7. Theoretical implications, practical implications
The results of the study confirm the primary theoretical frameworks such as the resource-based theory and dynamic capabilities, that focus on the significance of the acquisition and the use of capabilities such as the ORMs aimed at creating competitive advantage and flexibility within a volatile market such as Lagos. Research also contributes to the literature of performance measurement by indicating the importance of having a well-balanced scorecard approach in measuring both financial and non-financial measures in determining the effectiveness of the organization. Managers of SMEs should apply a few chosen ORMs, including DT, Inventory control and Forecasting, in order to achieve the optimal financial results with minimal service drops. Moreover, capacity-building activities and specific training may enable SMEs to avoid typical hazards, namely the shortage of resources and rapid market changes. Development agencies and policymakers must assist in the diffusion of ORMs by offering support in technical assistance, affordable software packages and education courses, furthering resilience and valued participation of SMEs in the development of the economy amidst infrastructural and institutional hindrances.

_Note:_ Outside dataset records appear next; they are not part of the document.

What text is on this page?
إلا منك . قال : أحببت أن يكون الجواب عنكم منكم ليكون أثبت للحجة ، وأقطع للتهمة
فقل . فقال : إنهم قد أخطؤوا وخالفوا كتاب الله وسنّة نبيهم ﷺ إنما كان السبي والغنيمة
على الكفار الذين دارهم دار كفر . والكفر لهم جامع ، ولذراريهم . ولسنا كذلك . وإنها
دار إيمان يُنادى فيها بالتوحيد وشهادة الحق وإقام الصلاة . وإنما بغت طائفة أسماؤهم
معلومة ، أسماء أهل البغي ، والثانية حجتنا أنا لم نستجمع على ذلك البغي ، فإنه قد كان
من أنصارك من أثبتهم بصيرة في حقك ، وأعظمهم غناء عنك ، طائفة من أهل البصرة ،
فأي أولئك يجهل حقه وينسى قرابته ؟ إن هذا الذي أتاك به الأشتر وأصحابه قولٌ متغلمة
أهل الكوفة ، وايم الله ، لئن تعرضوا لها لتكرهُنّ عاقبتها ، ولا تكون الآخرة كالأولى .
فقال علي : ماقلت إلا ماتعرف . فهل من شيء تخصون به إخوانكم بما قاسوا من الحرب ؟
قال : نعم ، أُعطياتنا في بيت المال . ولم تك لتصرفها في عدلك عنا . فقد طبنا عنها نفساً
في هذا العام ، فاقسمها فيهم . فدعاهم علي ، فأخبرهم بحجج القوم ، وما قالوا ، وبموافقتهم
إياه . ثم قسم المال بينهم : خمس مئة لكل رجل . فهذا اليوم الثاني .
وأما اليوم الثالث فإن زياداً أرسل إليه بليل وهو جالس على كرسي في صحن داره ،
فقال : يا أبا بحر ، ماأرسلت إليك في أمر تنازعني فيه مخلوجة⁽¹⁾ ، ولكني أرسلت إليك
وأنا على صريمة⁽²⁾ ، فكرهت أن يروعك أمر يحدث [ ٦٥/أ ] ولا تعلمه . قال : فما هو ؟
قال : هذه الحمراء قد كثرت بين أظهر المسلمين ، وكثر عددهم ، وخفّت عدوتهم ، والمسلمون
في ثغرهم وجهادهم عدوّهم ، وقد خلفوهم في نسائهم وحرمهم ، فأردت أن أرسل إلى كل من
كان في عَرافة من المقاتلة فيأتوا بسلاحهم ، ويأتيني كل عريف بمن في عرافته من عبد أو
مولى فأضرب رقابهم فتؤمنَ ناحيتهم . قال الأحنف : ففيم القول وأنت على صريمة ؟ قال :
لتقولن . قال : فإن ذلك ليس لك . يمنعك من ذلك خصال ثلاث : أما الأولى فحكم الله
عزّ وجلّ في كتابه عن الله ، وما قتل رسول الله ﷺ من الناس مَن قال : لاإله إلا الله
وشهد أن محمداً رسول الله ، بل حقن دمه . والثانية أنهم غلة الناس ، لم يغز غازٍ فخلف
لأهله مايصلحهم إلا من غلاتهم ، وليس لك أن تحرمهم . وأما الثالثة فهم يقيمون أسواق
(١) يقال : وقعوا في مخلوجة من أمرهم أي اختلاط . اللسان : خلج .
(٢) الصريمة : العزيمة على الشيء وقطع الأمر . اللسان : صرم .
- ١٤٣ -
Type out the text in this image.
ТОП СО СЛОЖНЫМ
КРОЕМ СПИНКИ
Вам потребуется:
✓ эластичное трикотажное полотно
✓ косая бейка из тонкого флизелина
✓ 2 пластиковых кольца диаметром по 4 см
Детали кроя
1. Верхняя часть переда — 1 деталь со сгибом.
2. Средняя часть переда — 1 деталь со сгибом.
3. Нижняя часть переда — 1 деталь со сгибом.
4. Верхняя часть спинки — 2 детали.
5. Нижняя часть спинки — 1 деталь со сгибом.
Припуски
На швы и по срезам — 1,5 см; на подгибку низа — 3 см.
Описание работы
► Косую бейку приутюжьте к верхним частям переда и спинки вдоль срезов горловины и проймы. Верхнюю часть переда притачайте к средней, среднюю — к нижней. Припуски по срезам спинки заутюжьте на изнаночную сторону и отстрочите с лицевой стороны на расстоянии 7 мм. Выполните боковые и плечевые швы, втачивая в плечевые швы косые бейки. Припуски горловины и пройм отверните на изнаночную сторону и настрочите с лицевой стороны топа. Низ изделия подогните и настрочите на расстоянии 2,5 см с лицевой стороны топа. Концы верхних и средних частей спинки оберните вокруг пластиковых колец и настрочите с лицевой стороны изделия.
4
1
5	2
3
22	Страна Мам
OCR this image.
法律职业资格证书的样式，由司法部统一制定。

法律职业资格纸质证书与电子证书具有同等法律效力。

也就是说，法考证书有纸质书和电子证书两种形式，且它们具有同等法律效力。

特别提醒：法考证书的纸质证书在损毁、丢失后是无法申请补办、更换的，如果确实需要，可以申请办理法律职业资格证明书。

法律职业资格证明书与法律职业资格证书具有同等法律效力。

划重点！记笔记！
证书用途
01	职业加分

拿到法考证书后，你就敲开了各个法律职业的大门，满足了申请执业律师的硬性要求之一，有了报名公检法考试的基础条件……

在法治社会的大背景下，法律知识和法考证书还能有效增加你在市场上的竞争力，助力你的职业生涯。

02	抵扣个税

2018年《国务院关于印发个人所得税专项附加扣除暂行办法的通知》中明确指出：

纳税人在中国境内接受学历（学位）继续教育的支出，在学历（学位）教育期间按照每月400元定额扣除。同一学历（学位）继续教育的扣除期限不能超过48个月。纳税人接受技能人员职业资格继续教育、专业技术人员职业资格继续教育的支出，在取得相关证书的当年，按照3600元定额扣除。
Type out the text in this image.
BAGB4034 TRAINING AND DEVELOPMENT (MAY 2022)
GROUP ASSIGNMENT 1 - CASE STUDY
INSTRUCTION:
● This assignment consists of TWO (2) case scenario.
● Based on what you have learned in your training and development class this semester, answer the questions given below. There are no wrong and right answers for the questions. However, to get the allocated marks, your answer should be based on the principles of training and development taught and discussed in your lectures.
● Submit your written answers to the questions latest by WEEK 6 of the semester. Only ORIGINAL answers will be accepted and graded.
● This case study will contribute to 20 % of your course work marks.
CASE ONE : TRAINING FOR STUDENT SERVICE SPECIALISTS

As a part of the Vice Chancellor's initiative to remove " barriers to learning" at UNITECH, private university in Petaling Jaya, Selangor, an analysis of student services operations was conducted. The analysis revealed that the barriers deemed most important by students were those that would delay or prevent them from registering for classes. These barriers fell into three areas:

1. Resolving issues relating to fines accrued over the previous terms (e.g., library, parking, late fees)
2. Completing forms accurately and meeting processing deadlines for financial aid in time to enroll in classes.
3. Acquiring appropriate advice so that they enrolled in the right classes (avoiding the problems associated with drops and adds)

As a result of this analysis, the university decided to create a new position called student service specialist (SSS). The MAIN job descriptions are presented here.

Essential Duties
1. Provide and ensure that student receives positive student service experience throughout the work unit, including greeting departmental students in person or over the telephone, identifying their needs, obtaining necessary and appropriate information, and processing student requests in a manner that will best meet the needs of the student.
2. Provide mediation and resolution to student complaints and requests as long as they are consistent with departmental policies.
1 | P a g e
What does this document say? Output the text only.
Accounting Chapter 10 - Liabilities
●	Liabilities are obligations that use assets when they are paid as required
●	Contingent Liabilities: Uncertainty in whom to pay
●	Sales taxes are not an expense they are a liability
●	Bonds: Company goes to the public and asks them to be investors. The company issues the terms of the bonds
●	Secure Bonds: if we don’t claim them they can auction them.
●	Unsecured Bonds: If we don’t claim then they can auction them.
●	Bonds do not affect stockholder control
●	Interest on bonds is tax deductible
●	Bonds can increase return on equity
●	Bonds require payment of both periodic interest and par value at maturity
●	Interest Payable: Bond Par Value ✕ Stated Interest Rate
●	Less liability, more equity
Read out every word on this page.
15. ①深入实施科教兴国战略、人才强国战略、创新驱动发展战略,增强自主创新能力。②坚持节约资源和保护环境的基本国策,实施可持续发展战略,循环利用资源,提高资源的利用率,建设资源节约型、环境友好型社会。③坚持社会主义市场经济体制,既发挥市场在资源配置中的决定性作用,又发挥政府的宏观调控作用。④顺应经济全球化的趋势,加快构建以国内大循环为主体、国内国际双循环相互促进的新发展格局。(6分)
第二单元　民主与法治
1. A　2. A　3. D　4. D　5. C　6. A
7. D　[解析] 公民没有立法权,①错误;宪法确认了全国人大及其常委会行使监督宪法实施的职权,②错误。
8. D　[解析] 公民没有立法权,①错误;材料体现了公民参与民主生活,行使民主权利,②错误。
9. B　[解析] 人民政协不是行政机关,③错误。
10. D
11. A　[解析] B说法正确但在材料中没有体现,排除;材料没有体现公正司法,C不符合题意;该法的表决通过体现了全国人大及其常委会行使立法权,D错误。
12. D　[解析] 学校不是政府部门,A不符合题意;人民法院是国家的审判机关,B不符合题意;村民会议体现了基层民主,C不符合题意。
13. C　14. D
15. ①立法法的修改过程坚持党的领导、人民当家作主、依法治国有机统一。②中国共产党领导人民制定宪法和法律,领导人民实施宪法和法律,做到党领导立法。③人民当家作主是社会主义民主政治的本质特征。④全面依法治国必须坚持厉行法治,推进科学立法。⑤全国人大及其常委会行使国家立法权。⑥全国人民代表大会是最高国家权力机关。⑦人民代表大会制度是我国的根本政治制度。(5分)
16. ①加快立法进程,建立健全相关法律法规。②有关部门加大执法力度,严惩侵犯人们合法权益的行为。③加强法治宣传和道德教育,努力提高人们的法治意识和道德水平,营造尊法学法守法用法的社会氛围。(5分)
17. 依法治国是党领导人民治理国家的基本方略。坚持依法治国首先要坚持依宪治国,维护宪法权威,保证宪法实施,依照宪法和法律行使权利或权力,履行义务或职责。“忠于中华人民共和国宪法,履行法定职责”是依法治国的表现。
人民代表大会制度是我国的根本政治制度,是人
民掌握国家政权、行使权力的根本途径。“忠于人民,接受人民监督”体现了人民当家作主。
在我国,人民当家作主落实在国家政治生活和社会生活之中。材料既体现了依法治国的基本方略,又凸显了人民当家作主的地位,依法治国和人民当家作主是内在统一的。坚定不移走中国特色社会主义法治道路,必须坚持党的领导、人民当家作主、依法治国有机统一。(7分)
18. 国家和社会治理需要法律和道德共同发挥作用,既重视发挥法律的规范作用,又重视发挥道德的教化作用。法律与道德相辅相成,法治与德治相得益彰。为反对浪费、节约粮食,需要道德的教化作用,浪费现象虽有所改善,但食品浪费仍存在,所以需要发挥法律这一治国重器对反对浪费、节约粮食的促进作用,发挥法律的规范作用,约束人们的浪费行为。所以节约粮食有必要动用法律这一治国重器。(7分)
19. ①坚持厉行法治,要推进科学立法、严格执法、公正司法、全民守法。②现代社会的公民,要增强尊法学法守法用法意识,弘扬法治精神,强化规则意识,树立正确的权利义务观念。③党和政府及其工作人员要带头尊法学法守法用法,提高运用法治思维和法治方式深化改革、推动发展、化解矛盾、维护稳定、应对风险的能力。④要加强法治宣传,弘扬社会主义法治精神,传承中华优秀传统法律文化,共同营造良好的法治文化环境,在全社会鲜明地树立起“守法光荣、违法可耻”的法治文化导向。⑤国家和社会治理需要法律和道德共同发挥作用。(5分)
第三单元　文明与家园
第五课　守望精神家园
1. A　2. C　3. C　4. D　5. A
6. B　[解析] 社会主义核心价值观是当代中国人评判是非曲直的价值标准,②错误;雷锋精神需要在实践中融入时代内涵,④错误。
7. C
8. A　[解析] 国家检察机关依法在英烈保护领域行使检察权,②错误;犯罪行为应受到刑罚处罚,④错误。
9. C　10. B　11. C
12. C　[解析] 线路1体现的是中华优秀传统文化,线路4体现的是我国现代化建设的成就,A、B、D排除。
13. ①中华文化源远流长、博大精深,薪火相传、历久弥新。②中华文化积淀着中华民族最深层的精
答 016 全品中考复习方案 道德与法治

8. Limitations and future studies
There are a number of limitations that make this study offer opportunities for future research. The cross-sectional design limits the possibility of causal inference, and longitudinal studies should be advocated to prove causality. Also, the method based on single respondents per SME can create common method bias and the approach based on perceptual identification of the performance may bring subjectivity, indicating the necessity to triangulate with the objective data. Additionally, the geographic and contextual specificity of the study precludes its application in other environments, indicating that upcoming studies should concentrate on replicating and generalizing the same results in other environments.